Saturday, March 01, 2008 10:46:12 AM
On February 22, 2008 Crdentia Corp. (“Crdentia”) replaced its existing credit facility by entering into a $10.2 million debt refinancing (the “Refinancing”) with ComVest Capital, LLC (“ComVest”) pursuant to a Revolving Credit and Term Loan Agreement (the “Agreement”).
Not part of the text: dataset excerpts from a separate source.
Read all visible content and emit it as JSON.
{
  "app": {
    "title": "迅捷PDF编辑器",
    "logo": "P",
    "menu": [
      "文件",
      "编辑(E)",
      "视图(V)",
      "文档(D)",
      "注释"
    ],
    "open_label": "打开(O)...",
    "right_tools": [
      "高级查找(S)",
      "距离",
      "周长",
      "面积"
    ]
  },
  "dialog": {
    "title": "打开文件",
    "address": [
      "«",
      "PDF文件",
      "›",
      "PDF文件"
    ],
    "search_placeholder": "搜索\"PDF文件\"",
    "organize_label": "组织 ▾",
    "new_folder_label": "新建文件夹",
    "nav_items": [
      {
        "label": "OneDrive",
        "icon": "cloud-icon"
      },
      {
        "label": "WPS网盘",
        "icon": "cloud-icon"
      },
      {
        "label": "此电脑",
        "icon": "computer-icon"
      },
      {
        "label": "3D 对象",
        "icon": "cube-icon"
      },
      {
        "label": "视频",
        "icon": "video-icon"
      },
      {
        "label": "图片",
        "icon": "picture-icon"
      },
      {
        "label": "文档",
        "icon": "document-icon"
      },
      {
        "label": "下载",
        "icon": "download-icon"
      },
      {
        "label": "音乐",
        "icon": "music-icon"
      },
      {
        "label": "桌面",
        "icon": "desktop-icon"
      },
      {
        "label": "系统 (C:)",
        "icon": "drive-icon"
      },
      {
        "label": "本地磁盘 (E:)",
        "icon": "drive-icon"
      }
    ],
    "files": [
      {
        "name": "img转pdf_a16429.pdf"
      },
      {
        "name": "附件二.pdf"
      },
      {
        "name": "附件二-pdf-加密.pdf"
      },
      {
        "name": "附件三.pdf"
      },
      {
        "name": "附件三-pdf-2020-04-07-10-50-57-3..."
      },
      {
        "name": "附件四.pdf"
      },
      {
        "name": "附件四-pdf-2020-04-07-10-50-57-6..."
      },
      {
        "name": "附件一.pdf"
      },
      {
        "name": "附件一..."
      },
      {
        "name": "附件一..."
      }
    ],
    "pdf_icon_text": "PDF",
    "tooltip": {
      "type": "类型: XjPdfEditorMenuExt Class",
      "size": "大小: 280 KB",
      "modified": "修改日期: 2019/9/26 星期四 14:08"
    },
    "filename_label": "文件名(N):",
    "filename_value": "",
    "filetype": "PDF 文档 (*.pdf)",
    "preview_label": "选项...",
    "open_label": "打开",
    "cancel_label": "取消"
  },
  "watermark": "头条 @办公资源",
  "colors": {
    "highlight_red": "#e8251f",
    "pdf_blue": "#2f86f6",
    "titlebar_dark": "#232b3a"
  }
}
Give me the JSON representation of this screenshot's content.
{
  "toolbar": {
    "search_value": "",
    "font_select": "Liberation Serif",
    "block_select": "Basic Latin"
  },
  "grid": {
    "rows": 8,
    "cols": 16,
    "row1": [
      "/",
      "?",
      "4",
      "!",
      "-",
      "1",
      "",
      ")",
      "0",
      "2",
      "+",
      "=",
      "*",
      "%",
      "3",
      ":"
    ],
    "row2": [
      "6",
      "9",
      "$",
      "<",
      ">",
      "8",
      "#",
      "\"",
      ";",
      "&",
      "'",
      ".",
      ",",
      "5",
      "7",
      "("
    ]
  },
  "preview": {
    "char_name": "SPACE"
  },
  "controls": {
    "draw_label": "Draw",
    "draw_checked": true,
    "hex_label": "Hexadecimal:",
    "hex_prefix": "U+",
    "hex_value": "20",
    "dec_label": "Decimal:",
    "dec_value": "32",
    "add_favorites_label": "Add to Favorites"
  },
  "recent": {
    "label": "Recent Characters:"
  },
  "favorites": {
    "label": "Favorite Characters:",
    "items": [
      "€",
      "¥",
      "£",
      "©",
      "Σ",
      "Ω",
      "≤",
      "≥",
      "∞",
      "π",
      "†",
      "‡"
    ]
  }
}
In addition to the Agreement, Crdentia also executed the following documents in connection with the Refinancing, all dated as of February 22, 2008, including: (i) a Revolving Credit Note in the amount of $5,200,000 (the “Revolving Note”), (ii) a Term Note (Tranche A) of $2,500,000 (the “Term Note A”) and (iii) a Term Note (Tranche B) of $2,500,000 (the “Term Note B”).
The Revolving Note bears interest at the greater of (a) the prime rate of interest publicly announced by Citibank, N.A. plus 2% or (b) 8.5%. Term Note A bears interest at 12.5% annually and requires that (a) interest payments be made on the first calendar day of each month commencing on March 1, 2008 and (b) principal payments be made in twenty-three (23) equal monthly installments of $104,166.67 beginning on March 1, 2009, with the final payment due on February 28, 2011. Term Note B bears interest at 12.5% annually and requires that (a) interest payments be made on the first calendar day of each month commencing on March 1, 2008 and (b) that the principal be paid in full on February 28, 2011.
In addition to the above and in connection with the Refinancing, on February 22, 2008, Crdentia issued a Common Stock Purchase Warrant to ComVest to purchase up to eight million (8,000,000) shares of Common Stock of Crdentia with an exercise price of $0.001 per share (the “Warrant”). The Warrant is exercisable upon the earlier of (a) August 22, 2008, or (b) upon the occurrence of an event causing the acceleration of Crdentia’s obligations under the Agreement. The Warrant expires on February 28, 2014. Crdentia has agreed to register the shares issuable upon the exercise of the Warrant pursuant to a Registration Rights Agreement dated as of February 22, 2008 by and between Crdentia and ComVest (the “Registration Rights Agreement”).
The description of the Refinancing set forth above is qualified in its entirety by reference to the Agreement, the Revolving Note, Term Note A, Term Note B, the Warrant and the Registration Rights Agreement, which are filed with this current report as Exhibits 10.1 through 10.6, respectively.
Crdentia issued a press release on February 27, 2008 regarding the Refinancing, a copy of which is attached as Exhibit 99.1 to this Current Report on Form 8-K.